In under a month, there have been 4,500 cases and 70 deaths from cholera in Borno State’s capital Maiduguri, where the number of cases continues to rise.
MSF provided assistance during a previous cholera outbreak in Maiduguri in 2010 and set up a 120-bed cholera treatment centre (CTC) in the town’s hospital. Due to this latest epidemic, MSF has decided to re-open the CTC and increase the number of beds to 150.
Eight MSF staff members, working in cooperation with Ministry of Health personnel, are providing care for the most serious cases and have treated 1,912 people so far.
MSF has also set up five preventive oral rehydration points in several of the town’s districts. Easy to install, these give people access to oral rehydration solutions. Action Contre la Faim/Action Against Hunger (ACF) is looking into assisting with water, hygiene and sanitation activities.
Cholera epidemics are frequent in Nigeria, an outbreak occurred in Bauchi state, also in the north east of the country, in January this year. MSF teams were able to provide treatment in a CTC to 8,500 of the 15,500 people who contracted the disease.
Three to five million people globally fall victim to cholera every year. An acute infection of the intestine, cholera is highly contagious and is transmitted by ingesting food and water contaminated by the bacterium or faeces.
The disease kills 100,000 to 120,000 people every year – among which young children and the elderly are particularly at risk. Cholera often occurs in over-crowded places where clean water, refuse collection and lavatories are lacking or inadequate.
Principal symptoms of cholera are watery diarrhoea and vomiting, which can rapidly lead to severe dehydration and amongst the most vulnerable, death.
Despite its severity, cholera is easy to cure if it is treated promptly. Treatment consists of replacing lost fluids and salts to prevent dehydration—rehydration salts are administered orally.

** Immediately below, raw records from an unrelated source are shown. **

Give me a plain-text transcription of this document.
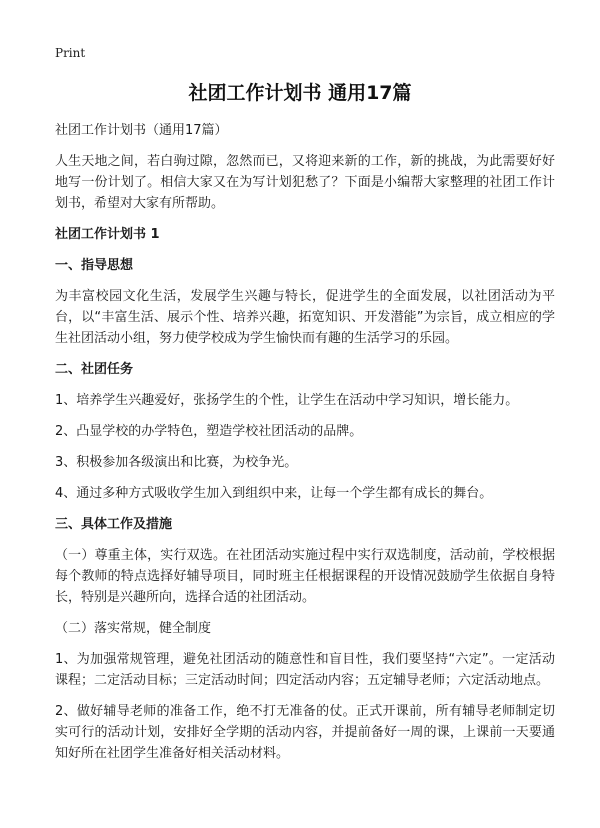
Print
社团工作计划书 通用17篇

社团工作计划书（通用17篇）

人生天地之间，若白驹过隙，忽然而已，又将迎来新的工作，新的挑战，为此需要好好地写一份计划了。相信大家又在为写计划犯愁了？下面是小编帮大家整理的社团工作计划书，希望对大家有所帮助。

社团工作计划书 1
一、指导思想

为丰富校园文化生活，发展学生兴趣与特长，促进学生的全面发展，以社团活动为平台，以“丰富生活、展示个性、培养兴趣，拓宽知识、开发潜能”为宗旨，成立相应的学生社团活动小组，努力使学校成为学生愉快而有趣的生活学习的乐园。

二、社团任务

1、培养学生兴趣爱好，张扬学生的个性，让学生在活动中学习知识，增长能力。

2、凸显学校的办学特色，塑造学校社团活动的品牌。

3、积极参加各级演出和比赛，为校争光。

4、通过多种方式吸收学生加入到组织中来，让每一个学生都有成长的舞台。

三、具体工作及措施

（一）尊重主体，实行双选。在社团活动实施过程中实行双选制度，活动前，学校根据每个教师的特点选择好辅导项目，同时班主任根据课程的开设情况鼓励学生依据自身特长，特别是兴趣所向，选择合适的社团活动。

（二）落实常规，健全制度

1、为加强常规管理，避免社团活动的随意性和盲目性，我们要坚持“六定”。一定活动课程；二定活动目标；三定活动时间；四定活动内容；五定辅导老师；六定活动地点。

2、做好辅导老师的准备工作，绝不打无准备的仗。正式开课前，所有辅导老师制定切实可行的活动计划，安排好全学期的活动内容，并提前备好一周的课，上课前一天要通知好所在社团学生准备好相关活动材料。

Very seriously ill patients must be admitted to hospital and some may require up to eight to twelve litres of intravenous fluids a day as well as antibiotics. In spite of the speed at which the symptoms appear, recovery can be just as spectacular as, after only a few days of treatment, the bacteria disappear and patients return to good health.
In May 2013, the government declared a state of emergency in Borno, Yobe and Adamawa States after the radicalisation of Islamist movement Boko Haram, particularly active in the north east of Nigeria.
MSF initiated a first intervention in Borno State after an attack on the town of Baga in May 2013 but was quickly forced to close down its activities because of the mounting insecurity.
Sometime later, an exploratory mission was carried out in Chibok in the south of the state and 3,760 people were treated. Over half were children under the age of five, many of whom were suffering from malnutrition. After working in the area for ten weeks, in October 2013 operations had to be suspended yet again for security reasons.
MSF returned to Maiduguri again in May 2014 and is providing support to both permanent and mobile medical clinics in two of the town’s three displaced persons camps. These camps host refugees who have fled from Boko Haram attacks in the surrounding region.
There are now 58,000 people living in the three camps and the National Emergency Management Agency (NEMA) estimates that the total number of displaced people is 350,000.
MSF is able to continue its work combatting the cholera epidemic in the town as it has not been subjected to attack for some time and the situation is calm. Yobe, Borno and Adamawa States are extremely remote and the restrictions on people getting in and out are taking their toll on trade and the local economy.
In Borno State, access to healthcare is wholly inadequate for displaced people, Maiduguri’s vulnerable inhabitants and the population in general.